Even so, we still chose to install an M4 allen bolt into the threaded hole in the rear of the thrust box, allowing really tiny, repeatable adjustments of tracking force, something that was to prove vital to achieving optimum performance. In order to help fix the setting on the bolt as well as stop it rattling, we placed a small block of foam rubber between the bolt and the rear of the thrust box: it doesn’t look ‘precision’ but it does the job and it’s not difficult to come up with a neater solution. Once the Nighthawk comes fully on line, I expect it to include just such an option. I’m also confident the final version will be rather more elegant than our expedient, albeit effective, solution.
Crucially, the other detail that is yet to be finalised for the flagship arm is the provision of the sliding saddle weight that allows you to adjust the arm’s effective mass, thus calculating the position required for the internal weight that is supplied with it. One aspect of set up that needed careful tuning was exactly that. The SUPATRAC arms are towards the lighter end of the medium mass range, especially in their 9” guise. The Opus 1 weighs in at 12.5g and has a compliance of 8cu, making the pairing with the 9” Nighthawk distinctly marginal. Although SUPATRAC doesn’t yet quote a figure for the arm’s effective mass, it’s nowhere near the 17g or so that would be optimum – hence the need for some additional mass. Unfortunately, the broader tonearm wand means that the Blackbird saddle can’t be used, but I had brought the weight itself with me: In a throwback moment, we simply BluTac-ed it to the top of the arm wand. Not exactly a ha’penny on the headshell, but close enough! What it did provide, just like the saddle weight on the Blackbird, was an easily adjustable load that allowed us to fine-tune the arm’s effective mass, a key aspect to optimising its performance. We actually tried the weight in five different positions before we zeroed in on what was, within the time constraints, the best performance balance – which is why the adjustability of the counterweight bars/auxiliary ‘bolt’ proved such a boon.

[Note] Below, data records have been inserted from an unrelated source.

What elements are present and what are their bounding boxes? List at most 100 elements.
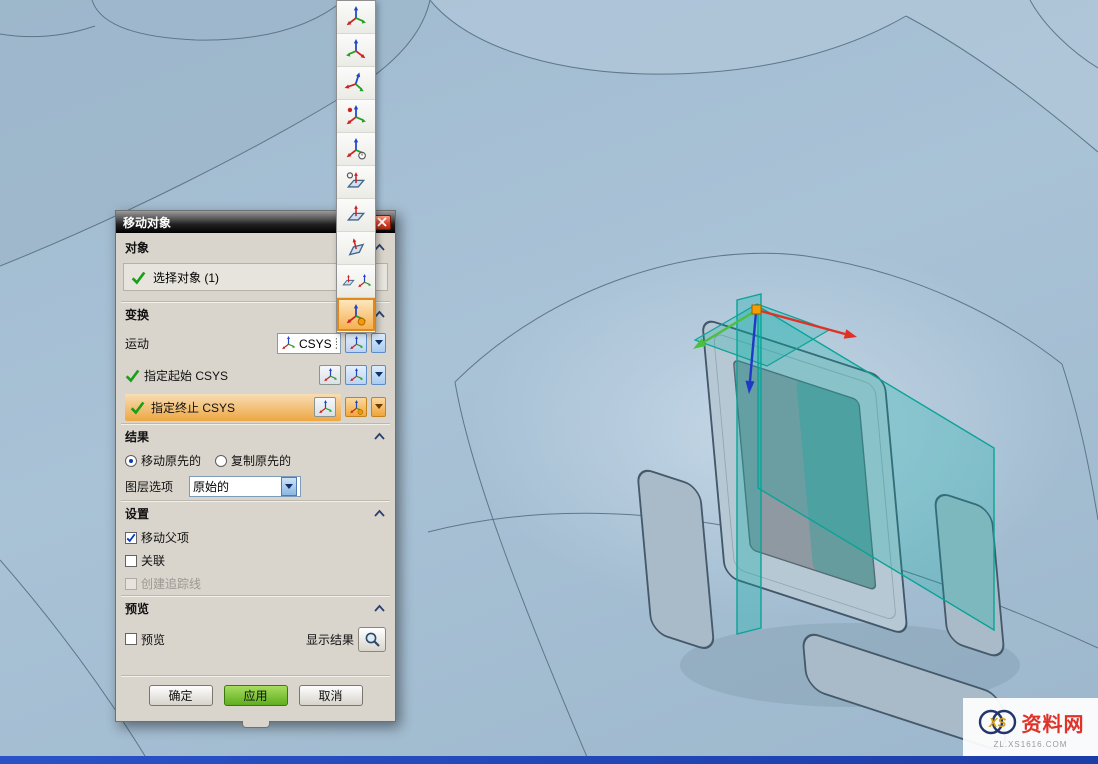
- magnifier-icon: [364, 631, 381, 648]
- section-result-header[interactable]: 结果: [121, 423, 390, 448]
- associative-checkbox[interactable]: [125, 555, 137, 567]
- watermark-logo-text: XS: [987, 715, 1006, 730]
- csys-constructor-icon: [318, 400, 333, 415]
- associative-row: 关联: [121, 549, 390, 572]
- triad-small-icon: [341, 274, 356, 289]
- flyout-dynamic-csys-selected-icon[interactable]: [337, 298, 375, 331]
- ok-button[interactable]: 确定: [149, 685, 213, 706]
- section-preview-header[interactable]: 预览: [121, 595, 390, 620]
- show-result-button[interactable]: [358, 627, 386, 652]
- surface-region: [430, 0, 1098, 152]
- triad-mirrored-icon: [345, 39, 367, 61]
- move-original-label: 移动原先的: [141, 452, 201, 469]
- flyout-offset-plane-icon[interactable]: [337, 166, 375, 199]
- result-radio-row: 移动原先的 复制原先的: [121, 449, 390, 472]
- flyout-triad-rotated-icon[interactable]: [337, 67, 375, 100]
- offset-plane-icon: [345, 171, 367, 193]
- dynamic-csys-icon: [349, 400, 364, 415]
- green-check-icon: [130, 400, 145, 415]
- end-csys-label: 指定终止 CSYS: [151, 399, 235, 416]
- start-csys-dropdown-button[interactable]: [371, 365, 386, 385]
- csys-to-csys-icon: [281, 336, 296, 351]
- triad-icon: [345, 6, 367, 28]
- triad-icon: [349, 336, 364, 351]
- end-csys-dropdown-button[interactable]: [371, 397, 386, 417]
- end-csys-row: 指定终止 CSYS: [121, 391, 390, 423]
- dropdown-arrow-icon: [375, 404, 383, 413]
- trace-line-row: 创建追踪线: [121, 572, 390, 595]
- end-csys-highlight[interactable]: 指定终止 CSYS: [125, 394, 341, 421]
- checkbox-check-icon: [126, 533, 136, 543]
- triad-small-icon: [357, 274, 372, 289]
- show-result-label: 显示结果: [306, 631, 354, 648]
- flyout-triad-point-icon[interactable]: [337, 100, 375, 133]
- apply-button[interactable]: 应用: [224, 685, 288, 706]
- flyout-triad-mirrored-icon[interactable]: [337, 34, 375, 67]
- watermark: XS 资料网 ZL.XS1616.COM: [963, 698, 1098, 756]
- layer-option-row: 图层选项 原始的: [121, 472, 390, 500]
- csys-constructor-icon: [323, 368, 338, 383]
- flyout-plane-x-axis-icon[interactable]: [337, 199, 375, 232]
- motion-label: 运动: [125, 335, 149, 352]
- move-parent-row: 移动父项: [121, 526, 390, 549]
- motion-dropdown-button[interactable]: [371, 333, 386, 353]
- triad-rotated-icon: [342, 69, 370, 97]
- green-check-icon: [131, 270, 146, 285]
- watermark-logo-icon: XS: [977, 705, 1019, 739]
- section-settings-header[interactable]: 设置: [121, 500, 390, 525]
- watermark-site: ZL.XS1616.COM: [994, 740, 1068, 749]
- csys-origin-handle[interactable]: [752, 305, 761, 314]
- collapse-chevron-icon[interactable]: [373, 603, 386, 614]
- preview-checkbox[interactable]: [125, 633, 137, 645]
- csys-type-flyout: [336, 0, 376, 333]
- layer-option-combobox[interactable]: 原始的: [189, 476, 301, 497]
- plane-angle-icon: [343, 235, 370, 262]
- trace-line-label: 创建追踪线: [141, 575, 201, 592]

With initial set-up complete, so that both arms were dialled in and mounted on their own armboards, it was time for the auditioning to begin. With set up conducted on Friday, it left the whole weekend for some extensive comparative listening, covering not just jazz, rock and pop but a number of classical discs I’d brought along too.
Horses for courses…
It was immediately apparent just how different these two arms are: The Kuzma, all calm, confident stability, spatial coherence and a fully developed acoustic space, wrapped around the performers; the Nighthawk, all life, presence, vivacity, immediacy and vivid dynamics. The SUPATRAC couldn’t match the acoustic space, deep bass power and linearity, or harmonic sophistication of the Kuzma; but the 14” arm was in danger of sounding dull, sat-on and even sluggish in comparison to the Nighthawk. The Blackbird set new standards for the sense of uninhibited musical flow and dynamic tracking. The Nighthawk takes those qualities and adds additional body, bottom-end weight and authority to proceedings, all without diluting what makes the Blackbird such a musically involving and communicative performer. But what also became apparent was that the relative strengths of the two arms are not just musically dependent, they’re system dependent too.